Here’s the copy from the back cover:
Immigrants have no rights!
America is founded on Christianity!
Unlimited guns are my birthright!
These are just a handful of arguments being shouted by vocal conservatives even though the Constitution of the United States–the very laws of our nation–says something quite different.
If liberals are going to counter these erroneous, angry, ill-informed positions with facts, they need to learn for themselves what the Constitution says.
To remedy this knowledge gap, criminal defense attorney and unabashed liberal Michael A. Ventrella teaches the basics with a large amount of humor and snark, all illustrated with more than 40 cartoons by 2019 Pulitzer Prize-winning editorial artist Darrin Bell, creator of the syndicated comic strip Candorville.
Here are the opening paragraphs:
Studies show that a majority of Americans know very little about the Constitution, the very document that is the foundation of our government and laws. That doesn’t stop them from having an opinion, of course. We’re Americans; we think we know everything.
This is especially true of many conservatives these days, who proudly hold positions contrary to all facts. (Climate change is a hoax! Evolution is a lie! Trickle-down economics works! Being gay is a choice! Obama was born in Kenya!) You’ll never win a debate with these people because they’re operating on a completely different plane of thought as the rest of us.
However, there really are some reasonable conservatives out there who will respond to actual logic and facts. They may not be in charge of the current Republican party, and they may be few and far between these days, but when you do encounter one, this book may help you.
For that matter, this book may also help you debate well-meaning liberals who don’t understand things like Freedom of Speech. There seems to be an impressive number of them, especially on college campuses.
And it’s really not that complicated to get the basics of the Constitution right.

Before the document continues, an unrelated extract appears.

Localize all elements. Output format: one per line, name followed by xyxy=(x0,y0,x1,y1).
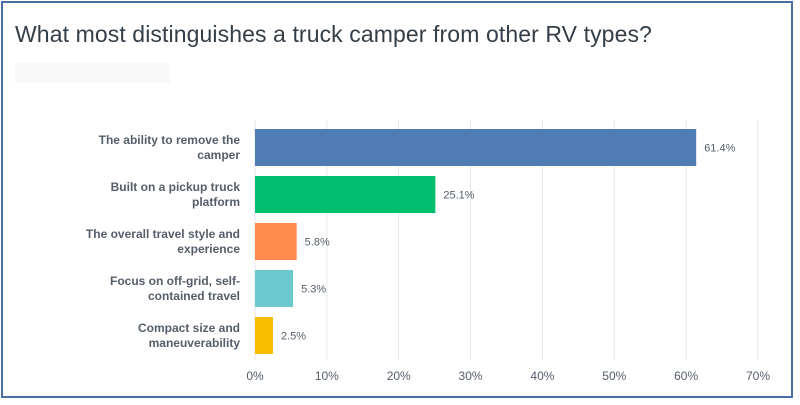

This book is meant to help. It’s definitely not a textbook; I’m not going to go into great detail about the hundreds of years of case law, and hopefully I’m going to keep it interesting (something my Constitutional Law professors often had trouble accomplishing). It’s short — almost as short as the Constitution itself—because it’s meant to be introductory. Even if you just read this short book, though, you’ll know more about the Constitution than 99% of your fellow Americans, including certain Presidents I could name.